17 M.J. 1033 | U.S. Army Court of Military Review | 1984
OPINION OF THE COURT
Appellant is before this Court convicted of larceny, maiming, forcible sodomy and
On or about 4 January 1982 Billy Ray Hutcherson and John W. Mauck reported to Redstone Arsenal, Alabama. Hutcherson and Mauck were assigned to the 8th Student Company. Several days after reporting to Redstone Arsenal, Mauck and Hutcherson became acquainted with each other. Prior to 22 January 1982, their acquaintance had grown into a friendship. Not long after coming to Redstone Arsenal, Hutcherson met Julie [F.], the dependent daughter of a military retiree. Julie’s family lives only a short distance from the Redstone Arsenal boundary line, near gate 5. Julie had many friends who were service members. Moreover, Julie frequented and socialized at the Enlisted Man’s Club and at other locations on Redstone Arsenal.
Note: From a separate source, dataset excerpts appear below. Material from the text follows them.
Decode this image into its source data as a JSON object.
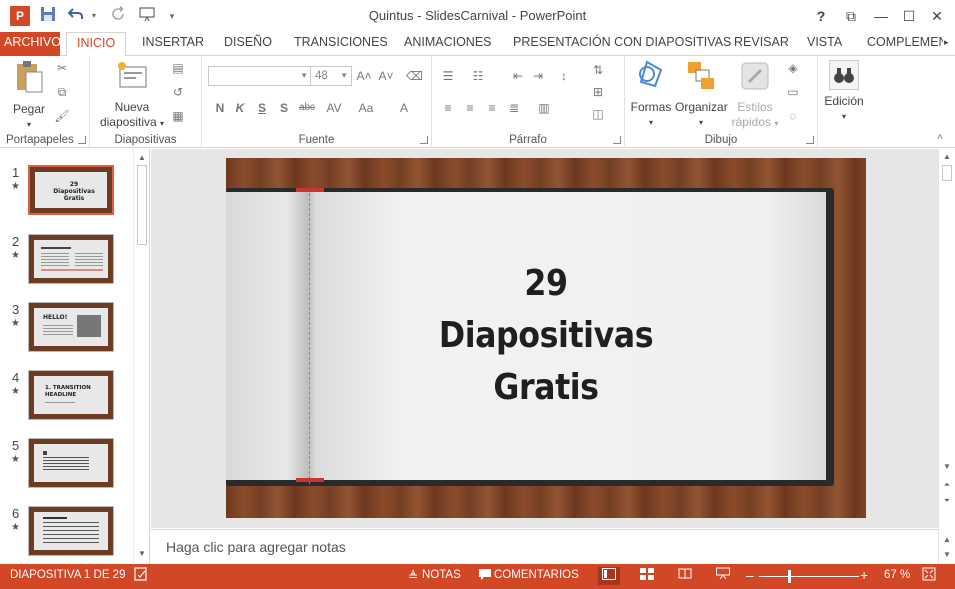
{
  "window": {
    "title": "Quintus - SlidesCarnival - PowerPoint",
    "app_icon_letter": "P",
    "help": "?",
    "ribbon_display": "⧉",
    "minimize": "—",
    "maximize": "☐",
    "close": "✕"
  },
  "tabs": [
    {
      "label": "ARCHIVO"
    },
    {
      "label": "INICIO"
    },
    {
      "label": "INSERTAR"
    },
    {
      "label": "DISEÑO"
    },
    {
      "label": "TRANSICIONES"
    },
    {
      "label": "ANIMACIONES"
    },
    {
      "label": "PRESENTACIÓN CON DIAPOSITIVAS"
    },
    {
      "label": "REVISAR"
    },
    {
      "label": "VISTA"
    },
    {
      "label": "COMPLEMEN"
    }
  ],
  "ribbon": {
    "clipboard": {
      "label": "Portapapeles",
      "paste": "Pegar"
    },
    "slides": {
      "label": "Diapositivas",
      "new_slide_line1": "Nueva",
      "new_slide_line2": "diapositiva"
    },
    "font": {
      "label": "Fuente",
      "font_name": "",
      "font_size": "48"
    },
    "paragraph": {
      "label": "Párrafo"
    },
    "drawing": {
      "label": "Dibujo",
      "shapes": "Formas",
      "arrange": "Organizar",
      "quick_styles_line1": "Estilos",
      "quick_styles_line2": "rápidos"
    },
    "editing": {
      "label": "Edición"
    }
  },
  "thumbnails": [
    {
      "number": "1",
      "title": "29 Diapositivas Gratis",
      "selected": true
    },
    {
      "number": "2",
      "selected": false
    },
    {
      "number": "3",
      "title": "HELLO!",
      "selected": false
    },
    {
      "number": "4",
      "title": "1. TRANSITION HEADLINE",
      "selected": false
    },
    {
      "number": "5",
      "selected": false
    },
    {
      "number": "6",
      "selected": false
    }
  ],
  "slide": {
    "title": "29\nDiapositivas\nGratis"
  },
  "notes": {
    "placeholder": "Haga clic para agregar notas"
  },
  "statusbar": {
    "slide_info": "DIAPOSITIVA 1 DE 29",
    "notes": "NOTAS",
    "comments": "COMENTARIOS",
    "zoom": "67 %",
    "zoom_fraction": 0.3
  },
  "colors": {
    "accent": "#d24726",
    "selected_thumb_border": "#e06040"
  }
}
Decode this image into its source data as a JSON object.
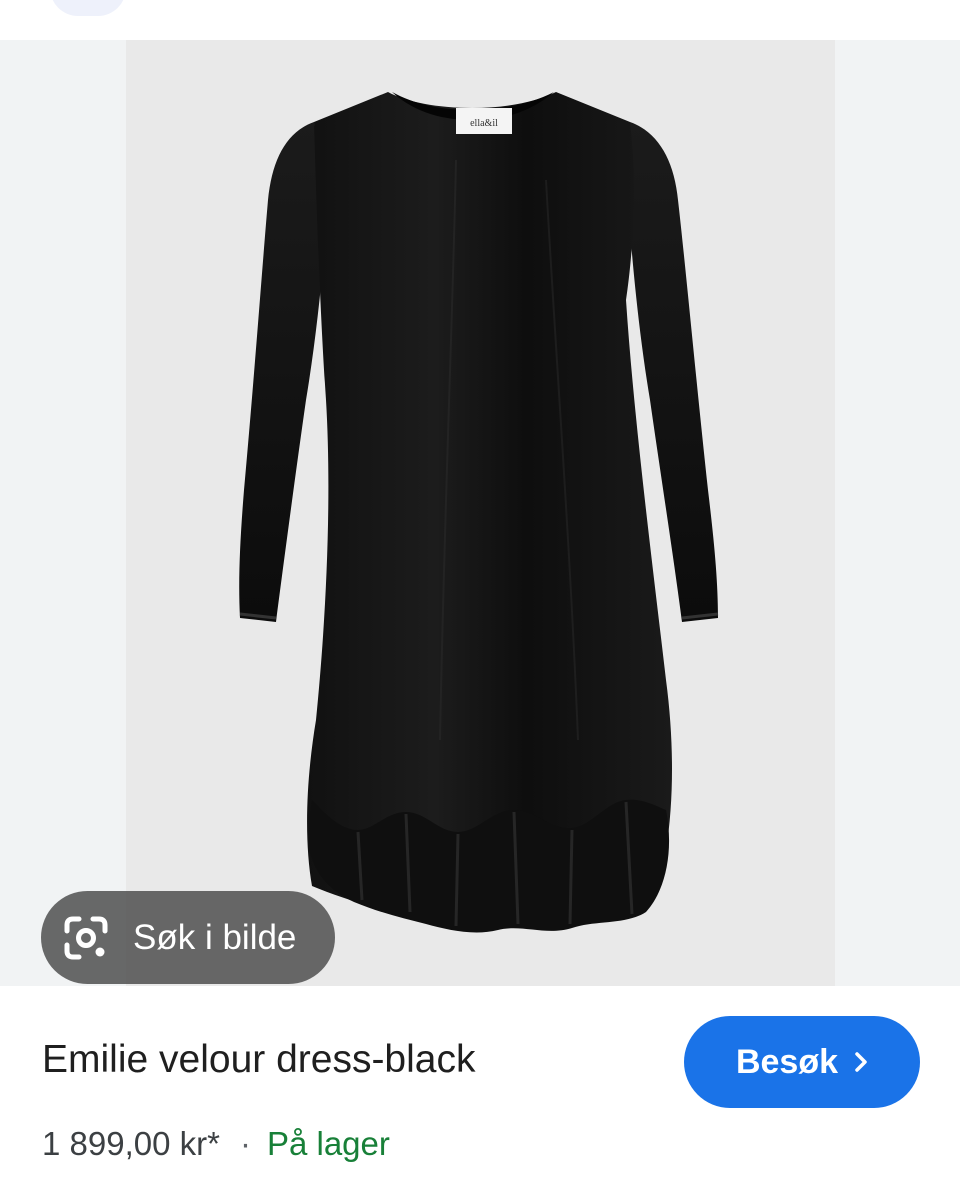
{
  "lens_button": {
    "label": "Søk i bilde",
    "icon": "google-lens-icon"
  },
  "product": {
    "title": "Emilie velour dress-black",
    "price": "1 899,00 kr*",
    "separator": "·",
    "stock_status": "På lager",
    "image_tag_text": "ella&il"
  },
  "visit_button": {
    "label": "Besøk",
    "icon": "chevron-right-icon"
  },
  "colors": {
    "accent": "#1a73e8",
    "stock_green": "#188038",
    "image_background": "#e9e9e9",
    "page_background": "#f1f3f4"
  }
}
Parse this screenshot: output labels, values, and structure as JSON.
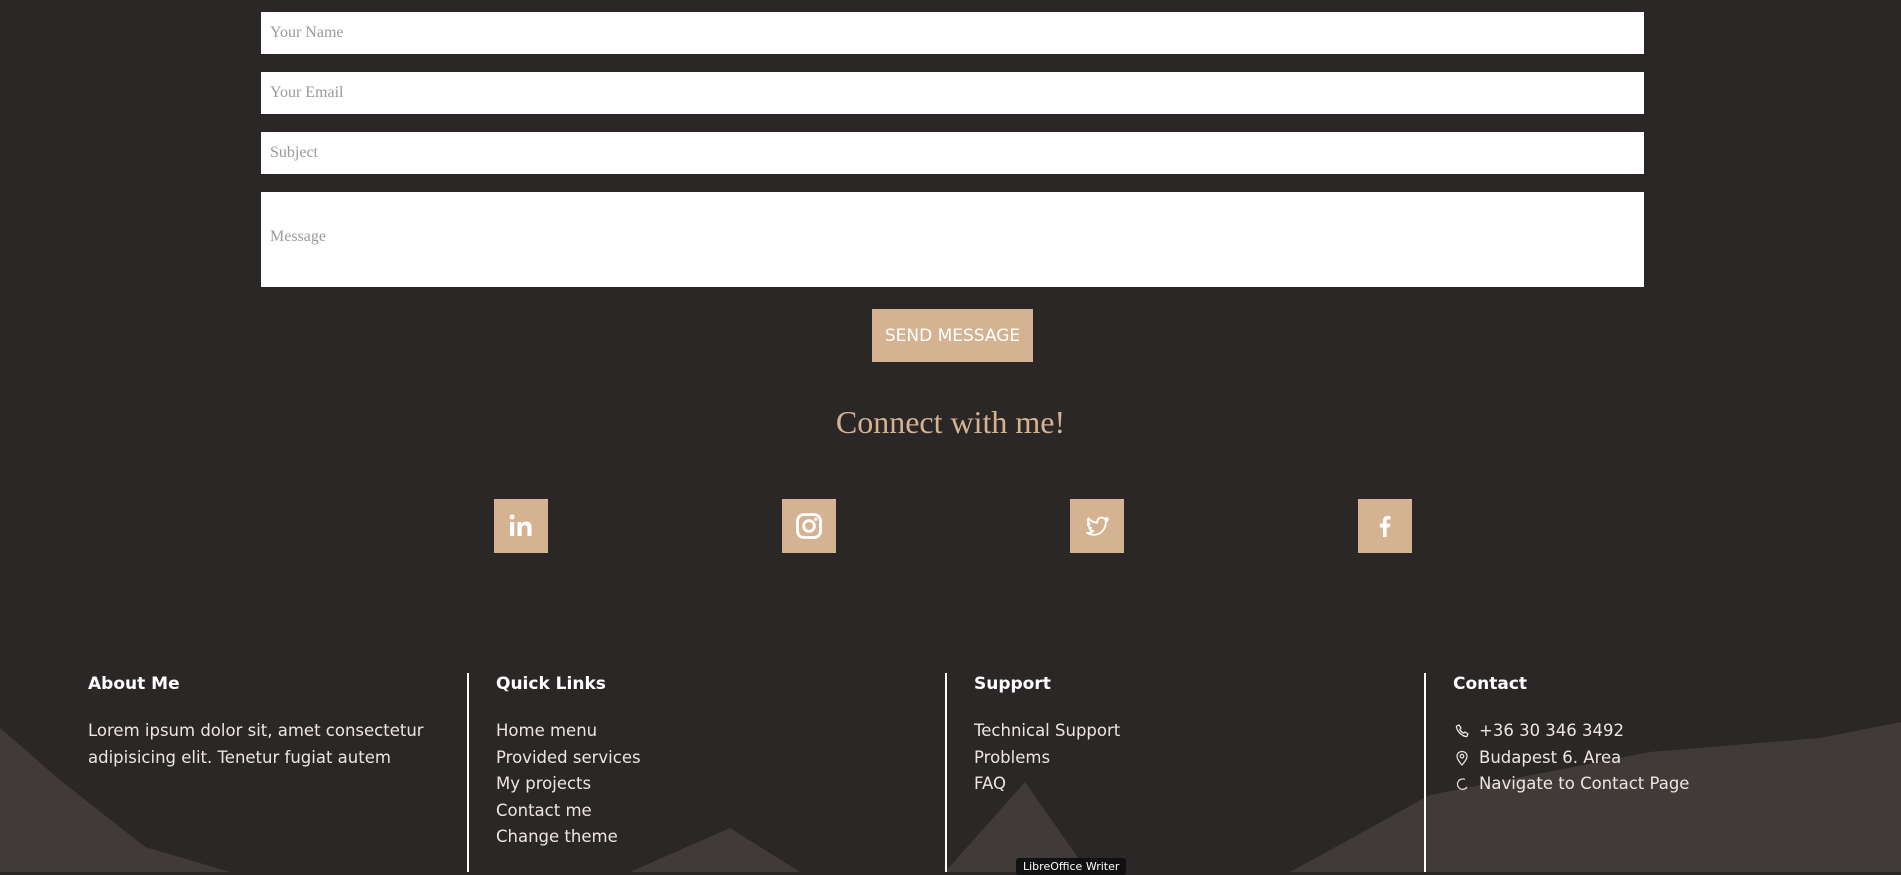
{
  "form": {
    "name_placeholder": "Your Name",
    "email_placeholder": "Your Email",
    "subject_placeholder": "Subject",
    "message_placeholder": "Message",
    "send_label": "SEND MESSAGE"
  },
  "connect": {
    "heading": "Connect with me!",
    "icons": [
      "linkedin-icon",
      "instagram-icon",
      "twitter-icon",
      "facebook-icon"
    ]
  },
  "footer": {
    "about": {
      "title": "About Me",
      "text": "Lorem ipsum dolor sit, amet consectetur adipisicing elit. Tenetur fugiat autem"
    },
    "quick_links": {
      "title": "Quick Links",
      "items": [
        "Home menu",
        "Provided services",
        "My projects",
        "Contact me",
        "Change theme"
      ]
    },
    "support": {
      "title": "Support",
      "items": [
        "Technical Support",
        "Problems",
        "FAQ"
      ]
    },
    "contact": {
      "title": "Contact",
      "phone": "+36 30 346 3492",
      "address": "Budapest 6. Area",
      "navigate": "Navigate to Contact Page"
    }
  },
  "tooltip": "LibreOffice Writer",
  "colors": {
    "background": "#2c2727",
    "accent": "#d5b392",
    "mountain": "#403b38"
  }
}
On various occasions Julie talked with Hutcherson at the Enlisted Man’s Club. Their acquaintance soon blossomed into an intimate friendship. Their resulting sexual acts all occurred at Redstone Arsenal. On the night of 21 January 1982, Hutcherson and Julie engaged in sexual intercourse in the 8th Student Company billets. On the morning of 22 January, Hutcherson may have told Mauck about the sexual affair that had occurred the previous evening with Julie. On the afternoon of 22 January, Mauck met Julie through his friend Hutcherson. Plans were made to go out on the town in Huntsville, Alabama, the evening of 22 January 1982. Since Mauck did not have a date, and since he was [a] good friend of Hutcherson, Julie agreed to arrange a blind date for Mauck. On the same afternoon of 22 January 1982, Mauck drove Julie to her home while Hutcherson showered and changed into civilian clothes. Upon returning to post, the three of them, all dressed in civilian clothing, went to dinner at the unit mess hall where they met service members Buck, a friend of Mauck and Hutcherson, and Linda [G.], a friend of Julie’s.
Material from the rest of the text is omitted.